Published: Monday, February 5, 2007
JFS tightens criteria for aid recipients
Clothing and shelter were some of the biggest increases in need.
By ED RUNYAN
WARREN A sizable increase in need for Trumbull County's "Prevention, Retention and Contingency" plan demonstrates the problems of the working poor.
Tom Mahoney, county Department of Job and Family Services director, said the agency recently tightened some of the requirements for getting money from the program after it discovered the amount paid to beneficiaries had skyrocketed from $1.1 million in the second half of 2005 to $1.7 million in the second half of 2006.
Mahoney said the "giant spike" in payouts under the program is the result of the "lack of jobs and terrible economy" in Trumbull County.
Mahoney said there is a limited amount of money available. The money for the program comes from a federal program called Temporary Assistance for Needy Families.
To stretch the money enough to last the second half of the fiscal year, the JFS department changed some of the requirements effective today.
The director said foreclosures, higher utilities and gas prices are among the other reasons local working families are having so much trouble making ends meet.
The PRC program provides assistance of up to $1,200 per year for low-income people; most are working but some are being trained for a job. The aid is for auto repairs, gas cards, disaster services, school clothes, uniforms work clothes and shelter expenses.
Increases
These are increases in benefits paid between the second half of 2005 and the second half of 2006:
Car repairs, from $466,748 in 2005 to $605,154 in 2006.
Clothes, from $22,151 in 2005 to $76,890 in 2006.

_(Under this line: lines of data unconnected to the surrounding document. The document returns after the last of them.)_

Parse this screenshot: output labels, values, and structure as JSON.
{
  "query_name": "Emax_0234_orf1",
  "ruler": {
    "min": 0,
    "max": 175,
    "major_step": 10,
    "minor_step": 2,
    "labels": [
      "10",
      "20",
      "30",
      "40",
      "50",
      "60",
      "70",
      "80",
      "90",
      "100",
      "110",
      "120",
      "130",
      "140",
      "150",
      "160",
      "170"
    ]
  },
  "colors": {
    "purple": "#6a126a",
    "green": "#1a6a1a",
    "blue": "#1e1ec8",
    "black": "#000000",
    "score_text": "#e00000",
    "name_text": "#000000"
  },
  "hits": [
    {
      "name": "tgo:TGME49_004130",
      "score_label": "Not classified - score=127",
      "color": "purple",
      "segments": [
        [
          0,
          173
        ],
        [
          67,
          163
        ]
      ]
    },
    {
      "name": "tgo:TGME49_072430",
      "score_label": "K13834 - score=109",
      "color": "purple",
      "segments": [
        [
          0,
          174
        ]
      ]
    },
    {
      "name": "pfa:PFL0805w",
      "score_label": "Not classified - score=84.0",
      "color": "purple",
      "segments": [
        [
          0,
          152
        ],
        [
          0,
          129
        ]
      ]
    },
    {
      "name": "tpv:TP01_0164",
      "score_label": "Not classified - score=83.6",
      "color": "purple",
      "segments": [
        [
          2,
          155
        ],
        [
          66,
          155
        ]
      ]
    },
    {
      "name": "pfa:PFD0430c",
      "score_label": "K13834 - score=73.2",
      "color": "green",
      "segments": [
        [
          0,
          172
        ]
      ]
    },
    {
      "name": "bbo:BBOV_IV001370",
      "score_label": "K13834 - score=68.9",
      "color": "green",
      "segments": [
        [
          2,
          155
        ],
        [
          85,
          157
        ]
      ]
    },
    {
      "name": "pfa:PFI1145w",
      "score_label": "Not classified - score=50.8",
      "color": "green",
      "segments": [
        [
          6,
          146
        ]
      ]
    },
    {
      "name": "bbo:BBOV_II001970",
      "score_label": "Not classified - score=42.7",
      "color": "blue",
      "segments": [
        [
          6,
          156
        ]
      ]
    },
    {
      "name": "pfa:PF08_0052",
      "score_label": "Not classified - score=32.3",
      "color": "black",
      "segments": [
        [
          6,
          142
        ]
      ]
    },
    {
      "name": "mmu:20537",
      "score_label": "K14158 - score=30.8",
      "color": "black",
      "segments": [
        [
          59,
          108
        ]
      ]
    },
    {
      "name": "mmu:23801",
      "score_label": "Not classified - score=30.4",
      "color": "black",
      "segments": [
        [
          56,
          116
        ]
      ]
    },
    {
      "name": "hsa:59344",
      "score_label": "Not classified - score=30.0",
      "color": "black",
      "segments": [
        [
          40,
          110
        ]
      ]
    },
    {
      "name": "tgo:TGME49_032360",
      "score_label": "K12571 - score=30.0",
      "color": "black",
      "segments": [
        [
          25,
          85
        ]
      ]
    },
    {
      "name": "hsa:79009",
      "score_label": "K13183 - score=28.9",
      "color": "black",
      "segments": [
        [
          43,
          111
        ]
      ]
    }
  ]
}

Shelter, from $118,348 in 2005 to $239,189 in 2006.
Utilities, from $529,075 to $802,896 in 2006.
The assistance is designed to help people who are trying to make it on their own but need a little help.
"We do this so they don't become full customers" in even more costly programs, Mahoney said.
The program is aimed at promoting self-sufficiency by promoting work and personal responsibility.
One of the changes that had to be made was that auto repair assistance can no longer be for damage caused by an accident or for expenses associated with insurance, such as help with deductibles or payments required while the customer is awaiting insurance reimbursement.
Barb Armour, program administrator with the agency, said that change was made because there were so many people collecting money through the program.
The agency has also cut back on the gas card program. Instead of giving people up to $600 per year, they can get up to $400 now, and only those people working a minimum of 30 hours per week at minimum wage now qualify, Armour said.
"When you start to run out of money, you try to serve the ones most in need," Mahoney said, adding that if the eligibility requirements of the program had not been stiffened, the need would have "bankrupted the program."